Tips For Riding A Bike To Work
1. Think about your route. This applies if you’re a complete novice, or a rider with tens of thousands of road miles on your pedals. I regularly ride into the centre of Newcastle, and part of the route is on a fast, three lane road with the national speed limit of 60mph. Yet just yards from it is a shared-use path. It took me years to realise it was there. Google Maps is doing a better job of cycle-specific routing, but it’s not as good as the alternatives - Sustrans‘, CycleStreets‘, or Bikehub’s (iPhone & Android) planners - they’re all free.
2. Invest in good tyres. Cheap tyres are cheap for a reason - they’re rubbish. Good tyres have more grip in a variety of conditions, and don’t puncture as much. Sure, a pair of Schwalbe Marathon Pluses will set you back fifty quid, but your chances of turning up to work late & covered in brake grime because you’ve had to fix a flat will drop to virtually zero.
3. Have a rack fitted to your bike… and get luggage. The good stuff is waterproof, and looks stylish off the bike too. That sweaty back look you get with a rucksack is SO last year, and you’ll also gain space to carry shopping on the way home. A basket on the front is a stylish alternative, and probably a lot cheaper. Unless you get it from Brooks (though they are very stylish):
4. Figure out where your bike will stay during the day. Ideally you want it indoors, or in a secure compound. If you have to leave your bike outside, vary where you leave it, and consider uglifying it to make it look less attractive to thieves. This level of uglification is probably a bit extreme, but you get the idea:
5. Get a GOOD lock. In fact, get TWO and learn how to use them - you need to lock the frame and the back wheel and the front wheel to something sturdy.
6. Wear appropriate clothing. No, this doesn’t mean you have to wear Lycra. Think about layers, so that you’re warm enough on that early morning ride in, but can still get home without ending up a sweaty mess. In cooler months, that can mean wearing a vest if you’re a chap or if you’re a lady, a camisole under your regular clothes. In the summer, take a jumper / cardigan you can pull on if it gets chilly. Oh, and I always carry a pair of gloves!
7. Pay attention to the weather forecast. Despite our national obsession of talking about the weather, it hardly ever rains… during those two half-hour periods of the five days a week that you could be riding to or from work. If you rode every day, the chances are that you’d only be in the rain about once a month. Here’s a secret for you though - the weather forecast is pretty accurate, and you can decide not to cycle on that one day a month.
8. Get some good waterproofs.
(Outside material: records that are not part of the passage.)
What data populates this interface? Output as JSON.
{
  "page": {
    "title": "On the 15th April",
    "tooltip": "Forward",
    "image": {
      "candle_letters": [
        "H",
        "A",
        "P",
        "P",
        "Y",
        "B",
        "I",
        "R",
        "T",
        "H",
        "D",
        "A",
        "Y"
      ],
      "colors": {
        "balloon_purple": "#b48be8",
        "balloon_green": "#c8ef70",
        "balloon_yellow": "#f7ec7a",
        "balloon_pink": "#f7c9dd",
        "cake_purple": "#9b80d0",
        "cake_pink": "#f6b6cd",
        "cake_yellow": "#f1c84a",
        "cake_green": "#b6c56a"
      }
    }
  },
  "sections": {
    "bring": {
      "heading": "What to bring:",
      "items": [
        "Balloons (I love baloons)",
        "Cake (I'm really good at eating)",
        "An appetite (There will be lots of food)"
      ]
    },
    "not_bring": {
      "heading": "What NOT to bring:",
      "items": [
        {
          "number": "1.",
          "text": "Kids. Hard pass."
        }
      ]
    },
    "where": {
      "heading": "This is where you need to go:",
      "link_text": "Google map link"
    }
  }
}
If you’re not going to leave the bike at home on rainy days, you WILL need these! I’d recommend actual cycling waterproofs, which will have a longer back to keep your bum dry, and longer legs in the trousers too.
Despite what you might think, a day-glo yellow anorak isn’t compulsory - waxed cotton is good, and there are other alternative styles available:
9. On the subject of the rain… do have mudguards fitted to your bike too. Without them, just riding on a wet road will soak you with a dirty, grimy mess.
And you wouldn’t want that, would you?
Some “sport” bikes don’t have the fixing points for mudguards or a rack, and as a wise man pointed out while I was writing this, “if it can’t take guards and a rack, it’s not worth jack”!
9. Ride at an appropriate speed. If you ride hard and fast, you WILL get hot and sweaty. If you treat your ride like a brisk stroll, you’ll arrive at work with rosy cheeks and pleasantly glowing, but not in need of a shower / hosing down by the stable hands.
10. If you’ve already got a bike, it’ll probably do the job for the first couple of months. Get it out of the shed, give it a dusting over, pump the tyres up, make sure the brakes work, and get going. Alternatively, take it to your local bike shop and ask them to give it a quick check-up for you.
11. If you haven’t got a bike, then DON’T spend £80 at ASDA (other supermarkets selling equally low-rent goods are available) on a bike.
Get a good second-hand one instead. Remember to buy from a reputable source, like the cycle recycling charities that are all over the country, rather than a bloke down the pub or market trader! If you buy from Ebay, never pay cash (you want PayPal’s buyer protection), always try to collect from the vendor’s home address, check their ID and get a receipt.
12. Second breakfast: it’s allowed. ‘Nuff said.
13. Leave enough time. No - not when you’re riding, but for when you have to take the car. Every time I have to drive I end up being late, because in my head, “cars are a really quick way to get around”. They’re not, and the dream of the open road is just that - a dream that we’re relentlessly sold by advertisers for years:
If you are worried about riding a bike being slow, remember that you can legally jump to the front of queues at junctions, and there are shortcuts you can use on a bike that people in a car can’t. If your journey to work is less than five miles (and statistically you’ve got a better than evens chance of that), then riding a bike is usually the quickest way to get there.
14. Enjoy it. Take time to look at the view, stop and smell the roses, and chat to people you find yourself alongside.
So far, so good. But what would you add to this list?